In this video lesson, we will learn about some Applications of Linear Systems and Linear Models in Business, Science, and Engineering.
Jenn, Founder Calcworkshop®, 15+ Years Experience (Licensed & Certified Teacher)
Linear Systems arise naturally in economics, chemistry, network flow, nutrition, electrical networks, population movement, and linear programming. According to Purple Math, it is the process of taking various linear inequalities, relating them to some situation, and finding the “best” value obtainable under those conditions.

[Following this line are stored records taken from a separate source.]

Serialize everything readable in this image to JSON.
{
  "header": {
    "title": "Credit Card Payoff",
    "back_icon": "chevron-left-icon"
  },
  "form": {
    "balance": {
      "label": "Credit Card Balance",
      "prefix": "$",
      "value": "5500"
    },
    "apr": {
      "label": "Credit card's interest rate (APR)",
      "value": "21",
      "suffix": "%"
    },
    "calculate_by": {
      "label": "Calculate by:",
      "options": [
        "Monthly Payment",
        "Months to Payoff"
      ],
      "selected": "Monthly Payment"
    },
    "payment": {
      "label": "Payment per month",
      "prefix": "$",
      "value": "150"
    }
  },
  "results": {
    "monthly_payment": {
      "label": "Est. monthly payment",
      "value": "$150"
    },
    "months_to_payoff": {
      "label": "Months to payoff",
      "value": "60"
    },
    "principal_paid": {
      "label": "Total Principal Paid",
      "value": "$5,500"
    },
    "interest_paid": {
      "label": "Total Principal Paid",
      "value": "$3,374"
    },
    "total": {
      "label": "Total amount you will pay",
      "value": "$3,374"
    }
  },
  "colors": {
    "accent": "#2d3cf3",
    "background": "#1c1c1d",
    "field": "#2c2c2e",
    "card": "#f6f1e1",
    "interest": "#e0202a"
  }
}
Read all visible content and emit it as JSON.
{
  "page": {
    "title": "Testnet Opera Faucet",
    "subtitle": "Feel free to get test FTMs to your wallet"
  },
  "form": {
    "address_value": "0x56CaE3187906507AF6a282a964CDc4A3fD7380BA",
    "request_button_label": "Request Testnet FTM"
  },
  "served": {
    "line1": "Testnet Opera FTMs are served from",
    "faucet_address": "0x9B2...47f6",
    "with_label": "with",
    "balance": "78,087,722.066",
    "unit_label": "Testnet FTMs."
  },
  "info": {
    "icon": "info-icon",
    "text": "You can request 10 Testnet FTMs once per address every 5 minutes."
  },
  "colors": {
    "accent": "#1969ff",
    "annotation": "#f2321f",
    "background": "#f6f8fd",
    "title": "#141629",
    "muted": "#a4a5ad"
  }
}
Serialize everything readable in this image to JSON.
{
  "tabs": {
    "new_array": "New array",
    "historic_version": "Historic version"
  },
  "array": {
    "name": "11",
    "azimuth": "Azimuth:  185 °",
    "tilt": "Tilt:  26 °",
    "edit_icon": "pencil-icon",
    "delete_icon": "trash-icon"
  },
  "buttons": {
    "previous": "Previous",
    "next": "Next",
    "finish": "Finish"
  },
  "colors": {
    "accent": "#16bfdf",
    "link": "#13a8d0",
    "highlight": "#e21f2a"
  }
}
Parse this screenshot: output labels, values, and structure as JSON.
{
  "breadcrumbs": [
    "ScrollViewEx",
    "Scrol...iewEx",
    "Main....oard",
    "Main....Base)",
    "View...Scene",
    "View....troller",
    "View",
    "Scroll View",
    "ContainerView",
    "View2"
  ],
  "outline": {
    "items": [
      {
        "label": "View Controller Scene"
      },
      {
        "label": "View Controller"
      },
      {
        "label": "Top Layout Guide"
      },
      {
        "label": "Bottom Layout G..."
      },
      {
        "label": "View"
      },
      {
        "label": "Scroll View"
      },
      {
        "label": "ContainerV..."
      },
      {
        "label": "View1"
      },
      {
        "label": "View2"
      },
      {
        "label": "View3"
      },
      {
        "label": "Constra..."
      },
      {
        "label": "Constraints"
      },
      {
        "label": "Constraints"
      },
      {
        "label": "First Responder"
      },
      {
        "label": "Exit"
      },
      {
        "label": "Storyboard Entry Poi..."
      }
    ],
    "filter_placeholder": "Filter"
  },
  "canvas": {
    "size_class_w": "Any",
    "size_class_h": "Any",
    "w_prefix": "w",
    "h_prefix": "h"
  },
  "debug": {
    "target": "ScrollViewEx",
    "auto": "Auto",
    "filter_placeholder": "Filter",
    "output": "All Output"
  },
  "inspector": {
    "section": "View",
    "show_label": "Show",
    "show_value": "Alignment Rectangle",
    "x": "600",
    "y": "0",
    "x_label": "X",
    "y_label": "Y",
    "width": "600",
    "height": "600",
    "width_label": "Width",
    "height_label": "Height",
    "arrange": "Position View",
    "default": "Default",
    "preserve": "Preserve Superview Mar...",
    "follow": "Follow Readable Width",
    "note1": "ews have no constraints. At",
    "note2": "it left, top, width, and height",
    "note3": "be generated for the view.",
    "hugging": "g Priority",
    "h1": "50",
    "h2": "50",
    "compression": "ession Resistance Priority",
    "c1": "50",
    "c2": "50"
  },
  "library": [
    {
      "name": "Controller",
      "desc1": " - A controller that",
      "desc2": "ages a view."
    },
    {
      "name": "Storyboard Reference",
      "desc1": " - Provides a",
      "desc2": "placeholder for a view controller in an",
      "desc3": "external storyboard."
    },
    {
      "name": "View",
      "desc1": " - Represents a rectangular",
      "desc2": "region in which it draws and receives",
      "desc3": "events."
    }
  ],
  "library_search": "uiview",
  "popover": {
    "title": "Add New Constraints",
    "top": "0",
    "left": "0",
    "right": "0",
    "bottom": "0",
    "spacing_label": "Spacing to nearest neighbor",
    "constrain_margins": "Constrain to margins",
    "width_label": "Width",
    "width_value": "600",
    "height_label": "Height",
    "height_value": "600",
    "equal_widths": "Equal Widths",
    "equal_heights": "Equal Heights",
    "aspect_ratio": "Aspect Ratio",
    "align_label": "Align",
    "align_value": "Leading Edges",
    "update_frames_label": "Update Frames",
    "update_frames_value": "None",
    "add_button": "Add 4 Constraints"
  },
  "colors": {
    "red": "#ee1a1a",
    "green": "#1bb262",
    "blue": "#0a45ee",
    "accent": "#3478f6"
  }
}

Applications of Linear Systems in Economics
We will begin with an Economics Application or a simple “exchange” model. A nation’s economy is divided into many sectors:
- Manufacturing
- Communication
- Entertainment
- Service industries
And the idea is that if we know the total output for each industry and how this output is divided among other sectors for one year, then equilibrium prices can be assigned to each sector’s output so that the income of each industry balances its expenses.
In other words, we will find the total dollar value of a sector’s output.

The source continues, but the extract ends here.